Bu dönemde sosyal medyanın çok iyi kullanıldığına şahit olduk. Kimi zaman hatalar yapılsa da Eskişehir’deki sorunları bırakın kenti, ülke gündemine taşıdılar. Çalışkan dönemi biraz da böyle hatırlanacak.
Geride kalan aylarda özellikle Büyükşehir Belediyesi ile ilgili ciddi eleştiriler ve çözüm önerileri getirildi. Çalışkan en çok “Büyükşehir’e bi şey dememekle” eleştiriliyordu. Oysa bunun tam tersi oldu. Büyükşehir’in en çok eleştirildiği dönem Zihni Çalışkan dönemi oldu. Burada Büyükşehir’den ‘gollük pasları’ da unutmamak lazım!
Çalışkan’ın tüm siyasi parti il başkanlarıyla bir araya gelmesi, bayramlarda onları görüntülü araması, partide görev almış isimleri ‘ayaklarına’ kadar gidip ziyaret etmesi de dört yılın iyi işleri arasında sayılabilir.
Çalışkan görev süresi boyunca tansiyonu yükseltmeyen bir politika da izledi. Muhacir kimliğinin de etkisiyle yapıcı, uzlaşmacı bir üslup benimsedi. Kitlesini konsolide etmek için sert söylemlere yönelmedi.
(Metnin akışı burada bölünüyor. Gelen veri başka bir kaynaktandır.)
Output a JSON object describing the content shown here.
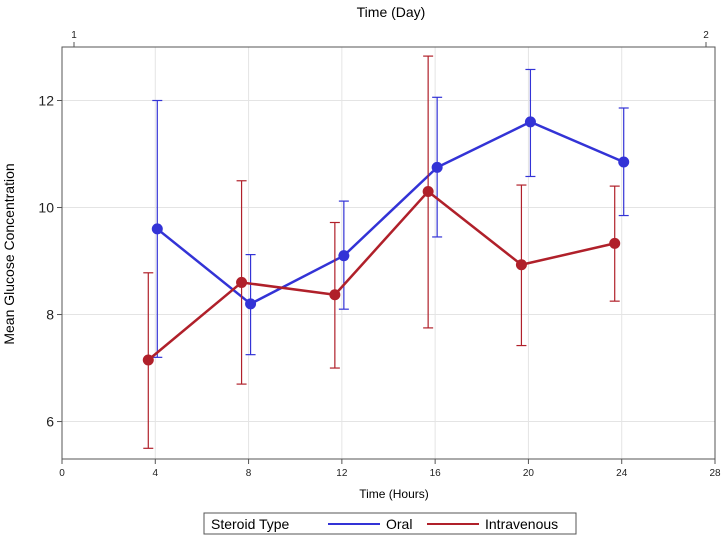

Yine Çalışkan’ın başta oda seçimleri olmak üzere ‘dizayn işlerine’ kalkıştığını görmedik, işitmedik. Bulunduğu koltuk bu işlere çok müsait… Başkası olsa ve bu tür işlere kalkışsaydı Eskişehir’in ve partinin huzuru kaçardı. Geçmişte bunun örneklerini yaşadık…
Peki, bu dönemde Çalışkan’ın hatası, eksiği yok mu? Elbette var… Örneğin hedef koyma konusunda zayıf kaldı. Bugün hiçbir AK Partili “Biz yerel seçimde şu şu şu belediyeleri alırız” demiyor, diyemiyor. Özellikle merkez için söylüyorum. Vekillik için de aynı şekilde…
Çalışkan, yaptığımız bir programda “Benim görevim Büyükşehir’i almak” demişti. Dikkat çeken bu söylemini ileri taşıyamadı. Devletin pandemi döneminde yaptıklarını kamuoyuna aktarmada da yetersizdi. Yapamadıklarını daha detaylı bir şekilde anlatmak üzere başka bir yazıya bırakayım. 
“Dört ay sonra gider” dediğimiz Zihni Çalışkan’ın dört yılı böyle geçti.